GMO food

A food revolution has been underway for decades, but it hasn’t been “of, by and for the people”.  It has been described in some circles as a corporate takeover of the global food system designed to concentrate profits at multinational corporations, all under the guise of feeding the world. The biotech industry has systematically transferred ownership of seeds from the world’s people to corporate entities through a very legal patenting process. The effect of these actions has created a serious reduction of food options across the globe, an increase in energy costs, and symptoms of global warming from factory farming and transportation of foods across thousands of miles.

So, what is GMO? Genetically Modified Organism is the end result of manipulating the genetic characteristics of everyday products that you and I consume or use, such as wheat, soy, corn, potatoes, papaya, sugar beets, canola oil,  apples, salmon, cotton, and squash, among others. Based on independent research that shows serious health risks to animals and humans, more than 30 other countries have banned or require labeling of food and products grown with or contaminated by GMO seeds. The United States is the largest producer in the world of GMO foods and products, and presently more than 70% of the foods consumed by the U.S. public contain GMO’s.

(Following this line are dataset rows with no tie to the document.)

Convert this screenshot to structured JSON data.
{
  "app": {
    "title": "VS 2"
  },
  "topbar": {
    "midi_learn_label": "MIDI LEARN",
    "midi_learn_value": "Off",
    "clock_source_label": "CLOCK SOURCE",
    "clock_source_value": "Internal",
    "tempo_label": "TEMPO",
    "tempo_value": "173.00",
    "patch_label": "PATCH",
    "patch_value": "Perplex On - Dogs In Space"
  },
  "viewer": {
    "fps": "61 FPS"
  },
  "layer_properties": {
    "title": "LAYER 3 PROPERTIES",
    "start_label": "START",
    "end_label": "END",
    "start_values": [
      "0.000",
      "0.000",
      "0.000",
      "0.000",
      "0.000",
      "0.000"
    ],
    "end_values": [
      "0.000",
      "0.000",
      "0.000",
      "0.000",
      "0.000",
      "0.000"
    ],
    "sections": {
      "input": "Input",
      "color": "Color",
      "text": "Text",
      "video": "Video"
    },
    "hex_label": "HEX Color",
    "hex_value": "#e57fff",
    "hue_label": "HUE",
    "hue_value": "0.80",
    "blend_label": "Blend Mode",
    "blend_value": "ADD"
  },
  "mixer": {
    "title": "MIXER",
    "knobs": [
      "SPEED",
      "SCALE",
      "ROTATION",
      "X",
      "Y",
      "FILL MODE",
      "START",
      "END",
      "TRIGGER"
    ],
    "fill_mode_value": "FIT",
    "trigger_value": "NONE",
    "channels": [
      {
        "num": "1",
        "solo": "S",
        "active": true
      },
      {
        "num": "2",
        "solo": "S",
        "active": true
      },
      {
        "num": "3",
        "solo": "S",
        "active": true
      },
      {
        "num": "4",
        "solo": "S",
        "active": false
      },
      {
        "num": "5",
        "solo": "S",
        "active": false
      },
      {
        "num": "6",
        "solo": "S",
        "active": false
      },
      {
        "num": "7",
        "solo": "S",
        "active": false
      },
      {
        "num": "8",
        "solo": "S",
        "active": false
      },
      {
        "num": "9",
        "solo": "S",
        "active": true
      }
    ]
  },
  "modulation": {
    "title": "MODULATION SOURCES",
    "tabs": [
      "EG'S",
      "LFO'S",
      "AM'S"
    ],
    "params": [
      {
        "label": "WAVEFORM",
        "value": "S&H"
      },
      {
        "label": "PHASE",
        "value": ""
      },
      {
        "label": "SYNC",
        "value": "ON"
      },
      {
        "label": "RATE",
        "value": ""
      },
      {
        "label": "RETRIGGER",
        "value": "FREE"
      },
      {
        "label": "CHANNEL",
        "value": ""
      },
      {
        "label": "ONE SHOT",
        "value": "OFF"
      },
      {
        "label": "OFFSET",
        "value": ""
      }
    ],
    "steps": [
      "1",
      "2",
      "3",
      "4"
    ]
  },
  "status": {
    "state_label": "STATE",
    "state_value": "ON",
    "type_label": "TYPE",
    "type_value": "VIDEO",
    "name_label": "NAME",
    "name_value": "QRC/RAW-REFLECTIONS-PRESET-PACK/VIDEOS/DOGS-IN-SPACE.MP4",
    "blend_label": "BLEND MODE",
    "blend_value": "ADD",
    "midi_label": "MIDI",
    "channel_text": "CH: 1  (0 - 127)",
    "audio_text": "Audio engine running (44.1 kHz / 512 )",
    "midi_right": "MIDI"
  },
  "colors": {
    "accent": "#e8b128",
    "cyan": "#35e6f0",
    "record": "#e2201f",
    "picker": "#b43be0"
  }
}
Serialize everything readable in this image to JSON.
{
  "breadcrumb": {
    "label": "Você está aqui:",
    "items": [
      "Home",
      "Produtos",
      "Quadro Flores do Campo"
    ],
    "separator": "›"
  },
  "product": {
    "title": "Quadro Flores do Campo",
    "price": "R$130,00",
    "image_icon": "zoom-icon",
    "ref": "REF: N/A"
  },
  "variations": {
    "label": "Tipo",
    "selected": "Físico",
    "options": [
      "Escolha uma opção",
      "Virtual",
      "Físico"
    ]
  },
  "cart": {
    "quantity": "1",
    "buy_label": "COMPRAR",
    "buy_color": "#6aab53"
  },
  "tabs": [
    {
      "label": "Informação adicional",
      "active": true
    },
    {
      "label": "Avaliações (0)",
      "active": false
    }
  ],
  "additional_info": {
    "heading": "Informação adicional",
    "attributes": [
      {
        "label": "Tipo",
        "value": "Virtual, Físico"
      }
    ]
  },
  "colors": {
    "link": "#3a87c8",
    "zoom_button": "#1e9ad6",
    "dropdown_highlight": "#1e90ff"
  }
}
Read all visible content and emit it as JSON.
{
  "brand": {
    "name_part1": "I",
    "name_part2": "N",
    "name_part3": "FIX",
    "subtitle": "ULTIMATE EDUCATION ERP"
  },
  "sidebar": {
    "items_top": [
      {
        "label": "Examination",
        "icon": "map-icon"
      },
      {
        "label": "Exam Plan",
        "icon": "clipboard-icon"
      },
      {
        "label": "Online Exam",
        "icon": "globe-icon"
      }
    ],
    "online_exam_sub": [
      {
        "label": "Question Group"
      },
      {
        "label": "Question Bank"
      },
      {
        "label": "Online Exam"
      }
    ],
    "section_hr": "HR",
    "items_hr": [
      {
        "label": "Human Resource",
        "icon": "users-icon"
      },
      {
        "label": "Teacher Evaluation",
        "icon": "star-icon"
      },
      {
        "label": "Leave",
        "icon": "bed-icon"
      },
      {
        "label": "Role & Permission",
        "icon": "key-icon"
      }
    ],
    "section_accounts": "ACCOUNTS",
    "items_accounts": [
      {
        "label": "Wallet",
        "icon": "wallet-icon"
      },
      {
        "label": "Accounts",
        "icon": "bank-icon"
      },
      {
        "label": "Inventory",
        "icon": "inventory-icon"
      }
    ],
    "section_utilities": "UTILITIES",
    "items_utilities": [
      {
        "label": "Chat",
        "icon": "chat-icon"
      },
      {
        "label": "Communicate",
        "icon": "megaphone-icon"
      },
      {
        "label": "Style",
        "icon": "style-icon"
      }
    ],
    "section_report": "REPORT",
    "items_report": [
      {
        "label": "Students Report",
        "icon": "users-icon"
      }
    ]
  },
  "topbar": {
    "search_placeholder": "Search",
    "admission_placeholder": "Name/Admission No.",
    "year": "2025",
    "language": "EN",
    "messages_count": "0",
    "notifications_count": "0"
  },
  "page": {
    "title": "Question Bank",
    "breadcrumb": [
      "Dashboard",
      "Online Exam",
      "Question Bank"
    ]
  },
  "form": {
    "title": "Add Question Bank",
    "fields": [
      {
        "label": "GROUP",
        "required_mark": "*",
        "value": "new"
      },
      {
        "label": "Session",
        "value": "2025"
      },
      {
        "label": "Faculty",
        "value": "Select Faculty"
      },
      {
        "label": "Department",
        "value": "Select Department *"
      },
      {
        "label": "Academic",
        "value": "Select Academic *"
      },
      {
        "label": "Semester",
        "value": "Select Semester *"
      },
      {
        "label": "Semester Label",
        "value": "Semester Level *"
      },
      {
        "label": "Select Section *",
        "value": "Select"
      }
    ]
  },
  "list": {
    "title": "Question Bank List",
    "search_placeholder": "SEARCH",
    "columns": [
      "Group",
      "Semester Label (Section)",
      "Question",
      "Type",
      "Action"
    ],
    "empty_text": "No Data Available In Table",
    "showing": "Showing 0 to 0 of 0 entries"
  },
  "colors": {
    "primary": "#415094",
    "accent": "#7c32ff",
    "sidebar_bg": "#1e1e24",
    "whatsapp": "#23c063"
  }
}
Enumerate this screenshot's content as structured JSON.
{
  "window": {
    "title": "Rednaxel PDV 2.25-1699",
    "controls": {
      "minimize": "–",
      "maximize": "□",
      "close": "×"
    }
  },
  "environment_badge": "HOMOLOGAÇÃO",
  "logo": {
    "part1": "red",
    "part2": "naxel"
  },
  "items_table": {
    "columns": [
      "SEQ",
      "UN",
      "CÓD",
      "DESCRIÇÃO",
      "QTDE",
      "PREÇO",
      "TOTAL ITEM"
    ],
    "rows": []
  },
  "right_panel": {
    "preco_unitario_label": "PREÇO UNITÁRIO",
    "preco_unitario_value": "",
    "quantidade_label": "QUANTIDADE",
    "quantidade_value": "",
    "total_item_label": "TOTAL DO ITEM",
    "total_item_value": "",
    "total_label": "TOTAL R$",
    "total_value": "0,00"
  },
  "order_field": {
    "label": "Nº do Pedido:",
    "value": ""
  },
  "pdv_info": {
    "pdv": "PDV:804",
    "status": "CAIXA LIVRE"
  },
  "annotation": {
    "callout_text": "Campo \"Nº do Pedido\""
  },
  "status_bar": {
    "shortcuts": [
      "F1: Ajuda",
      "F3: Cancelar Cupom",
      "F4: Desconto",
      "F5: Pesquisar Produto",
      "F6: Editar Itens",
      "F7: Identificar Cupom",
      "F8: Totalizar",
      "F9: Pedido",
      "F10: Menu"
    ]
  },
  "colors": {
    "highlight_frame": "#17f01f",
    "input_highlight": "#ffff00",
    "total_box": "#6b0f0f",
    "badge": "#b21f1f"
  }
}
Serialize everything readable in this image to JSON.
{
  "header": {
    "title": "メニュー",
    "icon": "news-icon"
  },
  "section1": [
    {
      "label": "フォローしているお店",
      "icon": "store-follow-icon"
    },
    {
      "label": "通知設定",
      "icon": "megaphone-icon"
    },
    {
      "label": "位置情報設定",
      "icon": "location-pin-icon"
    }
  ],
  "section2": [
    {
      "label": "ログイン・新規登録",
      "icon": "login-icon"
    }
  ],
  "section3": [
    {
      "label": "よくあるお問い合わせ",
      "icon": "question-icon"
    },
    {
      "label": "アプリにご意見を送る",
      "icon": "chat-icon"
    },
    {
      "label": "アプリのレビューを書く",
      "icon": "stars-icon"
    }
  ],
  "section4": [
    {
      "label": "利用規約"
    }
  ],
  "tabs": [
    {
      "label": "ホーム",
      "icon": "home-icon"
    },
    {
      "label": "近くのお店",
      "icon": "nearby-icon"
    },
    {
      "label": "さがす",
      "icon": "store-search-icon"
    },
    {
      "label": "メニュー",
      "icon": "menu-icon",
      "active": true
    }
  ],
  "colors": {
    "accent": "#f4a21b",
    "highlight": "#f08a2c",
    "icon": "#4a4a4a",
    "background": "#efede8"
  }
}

Most critically, foods grown from GMO seeds are shown to require increasing amounts of pesticides, insecticides and herbicides during the growing season, mostly applied during aerial and ground spraying, but also by engineering the “harmful” qualities directly into the seeds themselves.

Personal and global health begins at the grocery store and extends to the home. By reading labels, buying products that don’t contain GMO’s, and by shopping wisely, we can decrease the incidence of GMO’s and chemicals in our bodies and our homes.